* Это произошло 13 июля.
Я неделю пролежала в постели с внезапной и очень резкой головной болью, а сейчас пишу в целях эксперимента, чтобы проверить свой мозг. Сейчас ужасное пасмурное дождливое утро банковского выходного – (тут входит Л., и мы пятнадцать минут обсуждаем продажи. «На маяк» разошелся тиражом 2200 экземпляров, и мы допечатываем еще). Несса говорит, что погода отвратительна, когда я звоню ей и предлагаю полбутылки скипидара для покраски шкафа.
Но я бы хотела научиться писать в ровном повествовательном стиле. Тогда, возможно, я бы смогла наверстать упущенное за последние несколько недель, описать поездку в Оксфорд[572]
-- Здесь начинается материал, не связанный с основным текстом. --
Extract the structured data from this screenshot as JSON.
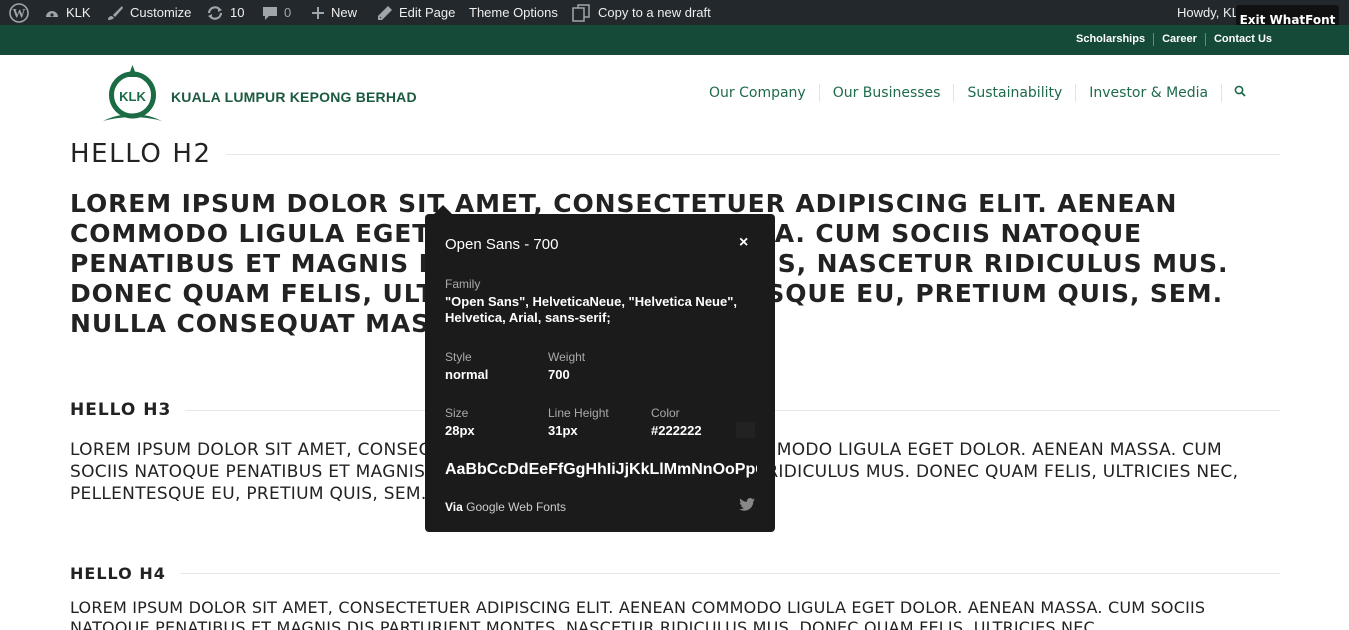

, обед с Клайвом, ужин с Дэди и то, как я стояла в подвале, печатая Готтшальк и чувствуя себя абсолютно защищенной. Туманная безвестность в типографии нравится мне гораздо больше, чем «Вольтер» у Райдинг[573]. А теперь, после типичного уклончиво-расплывчатого письма Моргана[574], роман «На маяк» остался позади; головная боль прошла; и спустя неделю в Родмелле, неделю свободы от обследований, начнется мое глубокое погружение в собственный разум.Как странно, вдруг думаю я, что мы с Нессой завидуем одежде друг друга! Надевая свою элегантную черную накидку с бахромой, я прямо-таки чувствую ее секундное мучение и мысль
Теперь, однако, я считаю себя уже почти состоявшейся писательницей. Надо мной больше не смеются. Скоро меня будут воспринимать как нечто само собой разумеющееся. Возможно, я прославлюсь. Как бы то ни было, «На маяк» гораздо ближе к успеху в обычном смысле этого слова, чем любая другая книга.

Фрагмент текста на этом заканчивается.